I finally have my schedule of classes set for this semestre. I will be taking Sustainable Design in the Built Environment (ENVS 1400); Carbon Neutrality: Fact or Fiction (ENVS 2010); and Environmental Geochemistry (GEOL 1370) My class schedule will be as follows:
Tuesdays & Thursdays:
9:00 am- 10:20 am Environmental Geochemistry
10:30 am-11:50 am Sustainable Design in the Built Environment
1:00 pm-3:50 pm Graduate Seminar (Carbon Neutrality: Fact or Fiction)
I am really happy with all of my classes and the skills that each of them will provide me with. One of my main goals coming into the program was to improve my competence in science, which is why I chose to take the Environmental Geochemistry class. Environmental Geochemistry is a fancy term, but it is simply the study of how matter cycles through the environment. Among other things, we will learn about the carbon and hydrologic cycles, and how natural and anthropogenic pollutants cycle through the environment and how their chemical composition changes as they do so. In the next few weeks we will be taking a field trip to a nearby bay where we will take water and soil samples and then analyze them using state-of-the-art equipment, looking at levels of various contaminants. Those tests will form the basis for our semester-long project. At the end of the semester we will present our findings to the Rhode Island Department of Environmental Management! This class is perfect for me, as it not only provides me with a basic understanding of energy and water flows, it also gives me hands-on experience out in the field and a better understanding of how the scientists that I will one day be working with go about doing their jobs.
The Sustainable Design course is equally exciting, especially given that of all the courses offered by the Center for Environmental Studies at Brown, this course is the most germane to my interests and my potential thesis topics. The focus of the course is much less on theory and much more on practical applications of the concepts we learn in the classroom. The end goal of the course is a design project. The goal of the course is for us to “understand sustainability as it relates to fields such as planning, engineering, architecture. . .and construction.” I expect to walk away from this class having learned principles of green building, economic analysis, the tools of the trade, how to do an environmental analysis, how to conduct fundamental design calculations, and so on.
Lastly, the graduate seminar offers me the opportunity to work with a real-life client on the question of whether or not he or she should go carbon neutral, what that means and whether it is feasible. Our class of nine people will be divided into three teams of three, each assigned to a difference “client” (we aren’t actually paid for the work. . .). The clients are: The Ecological Society of America; the City of Providence; and a company that manufactures pallets for shipping. At the moment I am leaning towards working on the City of Providence project because it provides me with a chance to make a broad analysis of where the city can most effectively reduce its Greenhouse Gas (GHG) emissions, and then put together a powerpoint presentation outlining all the options the city has.

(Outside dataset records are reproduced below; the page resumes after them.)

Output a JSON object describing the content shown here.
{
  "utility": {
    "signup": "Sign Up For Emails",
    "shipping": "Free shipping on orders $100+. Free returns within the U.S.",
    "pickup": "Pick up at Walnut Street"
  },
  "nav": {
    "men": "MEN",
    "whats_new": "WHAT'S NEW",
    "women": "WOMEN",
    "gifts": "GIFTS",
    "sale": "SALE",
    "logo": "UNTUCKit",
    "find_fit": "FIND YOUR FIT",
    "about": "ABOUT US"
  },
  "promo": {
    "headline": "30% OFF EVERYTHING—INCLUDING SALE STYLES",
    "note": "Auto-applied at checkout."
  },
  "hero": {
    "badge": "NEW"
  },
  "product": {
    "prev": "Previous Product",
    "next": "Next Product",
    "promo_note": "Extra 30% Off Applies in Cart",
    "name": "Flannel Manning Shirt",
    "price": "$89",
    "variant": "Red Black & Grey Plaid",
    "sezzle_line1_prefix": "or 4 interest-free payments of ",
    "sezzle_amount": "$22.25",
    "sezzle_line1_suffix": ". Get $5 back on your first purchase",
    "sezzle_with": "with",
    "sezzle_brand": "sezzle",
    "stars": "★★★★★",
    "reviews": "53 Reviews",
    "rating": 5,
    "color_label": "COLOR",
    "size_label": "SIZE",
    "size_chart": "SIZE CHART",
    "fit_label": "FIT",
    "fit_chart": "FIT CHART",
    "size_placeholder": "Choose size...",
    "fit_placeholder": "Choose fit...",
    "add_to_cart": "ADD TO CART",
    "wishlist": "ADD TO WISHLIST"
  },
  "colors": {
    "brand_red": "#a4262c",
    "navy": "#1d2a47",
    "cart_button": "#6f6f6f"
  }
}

And the most exciting part is that the city of Providence is taking this seriously: they really want to know what recommendations we will make.
What I am saying with all of this is that I am extremely excited about my classes, my professors and my fellow students. I am absolutely loving Providence, as well. For instance, this morning I went for a 40 mile bike ride through gorgeous countryside on a cloudy, cool day. Then I had lunch, and spent five hours doing readings for various classes. Tomorrow I have two classes, then I’m meeting with one of the other graduate students to discuss readings, then I’m going for a bike ride, and so on. I am already finding that sweet spot of being able to balance reading and thinking with cycling. My life essentially is consisting of working on my classes and riding my bike. I love the simplicity and discipline of it. . .
Life as a graduate student is very different from (and much better) than that of an undergrad. Since all the classes I take are related to what I’m passionate about, doing reading assignments feels like more of a pleasure than a chore. It’s a bit like when I was in Spain: every time I heard a word I didn’t know I would look it up, not because I needed to learn the word to do well on a test but rather because I was passionate about becoming fluent in Spanish. In the same way, I am going above and beyond my readings because all the skills I am acquiring are essentially to what I want to do with my entire life: make the world a more pleasant, attractive, equitable, enjoyable and prosperous place to live. Every new thing I learn and skill I add to my skill set is much more than something to add to my résumé; it is something that will empower me to realize my dreams of a better world. Ultimately, that is what is most exciting about being here: the sense that I am being given the chance to take my dreams and apply them to real-world situation in practical ways. In other words, I can go from bemoaning the lack of intelligent planning in cities, to being involved in projects that revitalize urban areas, to name just one example. I can’t really yet say what i want to focus on for my thesis even in broad terms, because I am excited by everything and the possibilities are on the verge of being overwhelming. I simply know that I am in the right place for me, at the right time, for the right reasons. I am headed in the right direction, and that is an indescribably good feeling.